Plop. Plop plop plop-plop-ploploplop.
Now we could see the sky was a wrong-colored pall, settling.
Millions shrieked and scattered. Every being above ground succumbed within minutes, but hundreds of thousands poured into the cavities below. To escape the gas, we gushed through the subways and sewers. To escape the crowds, we flowed through unmarked doors, down unlit stairwells, and seeped through hatches into yet more secret places.
Finally there was only a crawlspace, a black horizontal crevice between the concrete city and the damp earth, wider than we could perceive but barely two feet high. Perhaps a few hundred of us oozed quietly through it, distributing like cells smeared on a microscope slide. No one spoke or cried here; there were only grunts and stifled squeaks as bloodied fingers and knees met the dry crunch of former tenants.
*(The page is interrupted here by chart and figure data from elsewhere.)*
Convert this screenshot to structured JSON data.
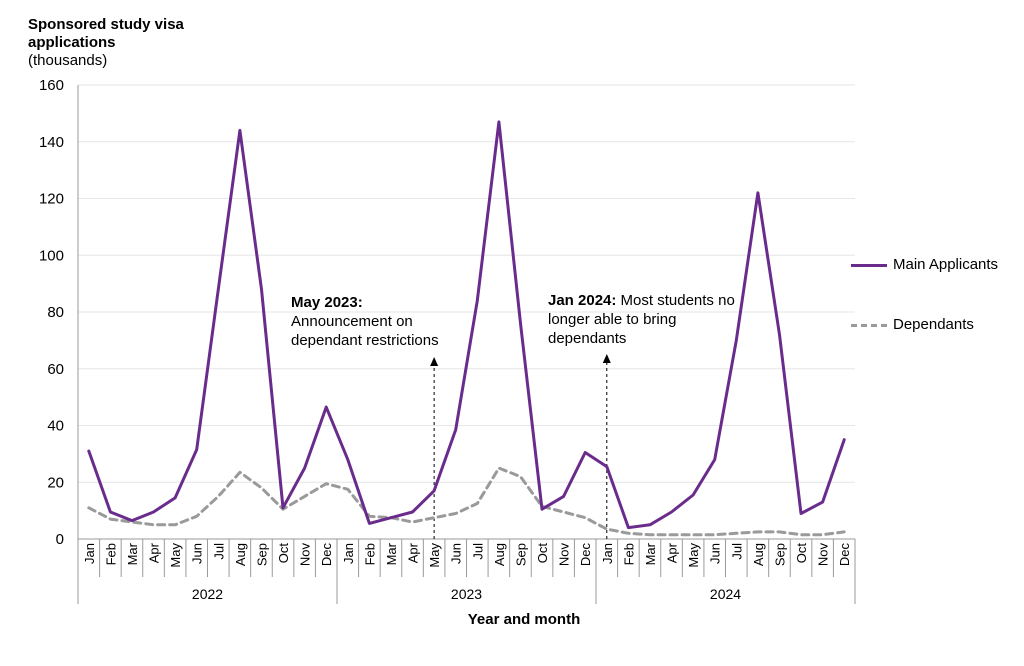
{
  "chart_data": {
    "type": "line",
    "title": "",
    "ylabel": "Sponsored study visa applications",
    "ylabel_unit": "(thousands)",
    "xlabel": "Year and month",
    "ylim": [
      0,
      160
    ],
    "yticks": [
      0,
      20,
      40,
      60,
      80,
      100,
      120,
      140,
      160
    ],
    "grid": true,
    "legend_position": "right",
    "months": [
      "Jan",
      "Feb",
      "Mar",
      "Apr",
      "May",
      "Jun",
      "Jul",
      "Aug",
      "Sep",
      "Oct",
      "Nov",
      "Dec",
      "Jan",
      "Feb",
      "Mar",
      "Apr",
      "May",
      "Jun",
      "Jul",
      "Aug",
      "Sep",
      "Oct",
      "Nov",
      "Dec",
      "Jan",
      "Feb",
      "Mar",
      "Apr",
      "May",
      "Jun",
      "Jul",
      "Aug",
      "Sep",
      "Oct",
      "Nov",
      "Dec"
    ],
    "years": [
      "2022",
      "2023",
      "2024"
    ],
    "series": [
      {
        "name": "Main Applicants",
        "color": "#6a2c8c",
        "style": "solid",
        "values": [
          31,
          9.5,
          6.5,
          9.5,
          14.5,
          31.5,
          88,
          144,
          88,
          11,
          25,
          46.5,
          28,
          5.5,
          7.5,
          9.5,
          17,
          38.5,
          84,
          147,
          76,
          10.5,
          15,
          30.5,
          25.5,
          4,
          5,
          9.5,
          15.5,
          28,
          70,
          122,
          72,
          9,
          13,
          35
        ]
      },
      {
        "name": "Dependants",
        "color": "#9a9a9a",
        "style": "dashed",
        "values": [
          11,
          7,
          6,
          5,
          5,
          8,
          15,
          23.5,
          18,
          10.5,
          15,
          19.5,
          17.5,
          8,
          7.5,
          6,
          7.5,
          9,
          12.5,
          25,
          22,
          11.5,
          9.5,
          7.5,
          3.5,
          2,
          1.5,
          1.5,
          1.5,
          1.5,
          2,
          2.5,
          2.5,
          1.5,
          1.5,
          2.5
        ]
      }
    ],
    "annotations": [
      {
        "month_index": 16,
        "label_bold": "May 2023:",
        "label_text": "Announcement on dependant restrictions"
      },
      {
        "month_index": 24,
        "label_bold": "Jan 2024:",
        "label_text": " Most students no longer able to bring dependants"
      }
    ]
  }
}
When I collapsed onto my back at last, his hand groped my arm. He whispered my name. “How long do you think we have?”
I felt for his hair, and said into his ear, “less than an hour.”
I’d never touched him before.
“Does your phone work?”
We’d never be with our own families again. That life was already over. These minutes were something else.
I held his face against mine as he reached under my shirt.